PRO: Telling the Story a Different Way
I’m not sure if this is a good or bad aspect, but at least it’s different. Different is something Superman desperately needs. I am so tired of origin stories because A) everyone already knows them and B) are so boring. And this being the third retelling? Did not have high hopes.
Instead this shows him finding his role in life. Learning his place in the world with his abilities. How far can a person with such power go before he goes over the line? Especially when he’s been charged with being humanity’s guardian. And it’s told non-linear — small flashbacks display his father’s life lessons and coping with his abilities as a child. It goes more into the philosophy of being a god among men.

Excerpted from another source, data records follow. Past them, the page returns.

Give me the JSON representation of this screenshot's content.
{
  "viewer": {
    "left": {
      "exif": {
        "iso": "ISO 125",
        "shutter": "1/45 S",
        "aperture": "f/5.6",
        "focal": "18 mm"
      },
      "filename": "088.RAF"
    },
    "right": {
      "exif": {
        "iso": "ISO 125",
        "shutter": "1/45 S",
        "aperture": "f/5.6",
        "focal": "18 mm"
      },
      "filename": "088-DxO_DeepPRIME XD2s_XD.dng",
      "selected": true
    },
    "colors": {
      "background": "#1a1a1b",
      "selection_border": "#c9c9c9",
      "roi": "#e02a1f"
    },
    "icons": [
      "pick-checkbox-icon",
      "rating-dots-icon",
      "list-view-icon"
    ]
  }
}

Speaking of religious overtones, that’s another thing I was not expecting. And I do not like applying the Jesus metaphor to Superman — I think that diminishes both and makes no sense since he’s closer to Hercules. (Also, weren’t Superman’s creators Jewish?) Clark actually goes to a priest for confession/advice, which surprised me. International movies like this don’t usually go for that. But then I thought, “yeah, that makes sense”. Clark was raised by a farming couple in Kansas. Of course, he would have religion in his life. Of course he would question his presence in the light of God.
This movie is all men, all the time. Manly men. Hairy chests. Big muscles. Fathers and sons. Papa Kent even says “You have to decide what kind of man you want to grow up to be.” The title “Man of Steel” wasn’t used just because it’s an old catchphrase.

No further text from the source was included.